| Valuation method | Value, $ | Upside, % |
|---|---|---|
| Artificial intelligence (AI) | 51.01 | -12 |
| Intrinsic value (DCF) | 21.89 | -62 |
| Graham-Dodd Method | 9.17 | -84 |
| Graham Formula | 29.75 | -49 |
Jiangsu Hengrui Medicine Co., Ltd. is a leading Chinese pharmaceutical company founded in 1970 and headquartered in Lianyungang, China. As a prominent player in the global drug manufacturing sector, Hengrui Medicine specializes in researching, developing, manufacturing, and commercializing innovative medicines worldwide. The company maintains a robust pipeline targeting oncology, metabolic disorders, pain management, autoimmune diseases, and other critical therapeutic areas. Key developmental assets include breakthrough treatments such as Camrelizumab, Apatinib, Pyrotinib, and multiple novel biologic candidates. With a market capitalization exceeding CNY 438 billion, Hengrui represents China's growing presence in the global pharmaceutical innovation landscape. The company's integrated approach from research to commercialization positions it as a significant contributor to healthcare advancement, particularly in developing cutting-edge cancer immunotherapies and targeted treatments that address unmet medical needs across global markets.
Jiangsu Hengrui Medicine presents a compelling investment case as China's leading innovative pharmaceutical company with strong financial metrics including CNY 27.98 billion in revenue, CNY 6.34 billion net income, and robust operating cash flow of CNY 7.42 billion. The company's minimal debt (CNY 69 million) against substantial cash reserves (CNY 24.82 billion) provides financial flexibility for continued R&D investment. However, investors should consider regulatory risks in both domestic and international markets, patent cliffs for existing products, and intense competition in the oncology space. The company's beta of 0.386 suggests lower volatility than the broader market, potentially appealing to risk-averse investors seeking exposure to China's growing pharmaceutical innovation sector. The dividend yield, while modest, complements total return potential driven by pipeline advancements and market expansion.
Jiangsu Hengrui Medicine has established a strong competitive position through its dual focus on innovative drug development and generics manufacturing. The company's primary competitive advantage lies in its extensive R&D pipeline featuring novel oncology assets, particularly its PD-1 inhibitor Camrelizumab and various targeted therapies.
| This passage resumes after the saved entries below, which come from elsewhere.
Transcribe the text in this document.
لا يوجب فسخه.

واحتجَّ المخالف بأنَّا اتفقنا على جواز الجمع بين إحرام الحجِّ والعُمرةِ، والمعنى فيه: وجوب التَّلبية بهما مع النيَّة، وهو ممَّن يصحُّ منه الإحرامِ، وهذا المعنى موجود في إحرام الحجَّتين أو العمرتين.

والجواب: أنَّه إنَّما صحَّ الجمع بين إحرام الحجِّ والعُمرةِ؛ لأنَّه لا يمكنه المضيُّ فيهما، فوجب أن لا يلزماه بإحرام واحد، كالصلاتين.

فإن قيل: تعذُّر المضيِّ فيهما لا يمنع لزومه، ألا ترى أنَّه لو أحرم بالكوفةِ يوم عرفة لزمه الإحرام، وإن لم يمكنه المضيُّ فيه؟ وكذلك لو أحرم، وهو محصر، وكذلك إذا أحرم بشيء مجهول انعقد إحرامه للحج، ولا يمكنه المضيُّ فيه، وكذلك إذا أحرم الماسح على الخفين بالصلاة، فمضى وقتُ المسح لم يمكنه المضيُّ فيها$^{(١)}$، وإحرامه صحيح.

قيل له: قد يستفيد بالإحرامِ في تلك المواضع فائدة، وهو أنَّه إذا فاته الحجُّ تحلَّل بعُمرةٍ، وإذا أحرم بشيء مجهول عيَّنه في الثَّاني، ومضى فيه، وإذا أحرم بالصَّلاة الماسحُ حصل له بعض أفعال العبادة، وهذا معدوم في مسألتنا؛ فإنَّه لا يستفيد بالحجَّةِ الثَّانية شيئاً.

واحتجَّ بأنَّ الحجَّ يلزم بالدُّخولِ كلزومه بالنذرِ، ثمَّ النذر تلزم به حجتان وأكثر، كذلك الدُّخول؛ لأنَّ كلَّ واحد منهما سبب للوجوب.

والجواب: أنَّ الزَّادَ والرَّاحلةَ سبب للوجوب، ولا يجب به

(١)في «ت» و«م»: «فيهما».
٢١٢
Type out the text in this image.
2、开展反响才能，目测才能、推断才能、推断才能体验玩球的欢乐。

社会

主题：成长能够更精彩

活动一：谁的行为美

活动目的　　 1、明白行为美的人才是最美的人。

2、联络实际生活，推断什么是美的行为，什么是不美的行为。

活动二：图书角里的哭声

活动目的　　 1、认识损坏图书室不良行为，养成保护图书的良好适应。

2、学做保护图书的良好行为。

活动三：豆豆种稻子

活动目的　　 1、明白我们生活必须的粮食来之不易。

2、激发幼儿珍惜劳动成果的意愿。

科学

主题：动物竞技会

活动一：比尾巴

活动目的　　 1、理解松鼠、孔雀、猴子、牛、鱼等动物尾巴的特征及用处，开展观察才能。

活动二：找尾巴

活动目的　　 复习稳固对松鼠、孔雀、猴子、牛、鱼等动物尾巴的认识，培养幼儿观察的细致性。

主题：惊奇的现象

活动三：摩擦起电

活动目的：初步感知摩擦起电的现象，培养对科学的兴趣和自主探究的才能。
Hengrui benefits from lower R&D costs compared to Western counterparts while maintaining high scientific standards, allowing efficient innovation. The company's vertically integrated operations from research to commercialization provide cost advantages and quality control. However, Hengrui faces intensifying competition from both domestic Chinese pharmaceutical companies accelerating their innovation capabilities and multinational corporations expanding in China. The company's transition from generics to innovative drugs represents both an opportunity and vulnerability, as success depends on clinical trial outcomes and regulatory approvals. Hengrui's strong cash position enables sustained R&D investment, but the increasingly crowded PD-1/L1 inhibitor market requires differentiation through combination therapies and novel targets. The company's domestic market dominance provides a stable revenue base while international expansion remains challenging against established global players with deeper commercial infrastructure.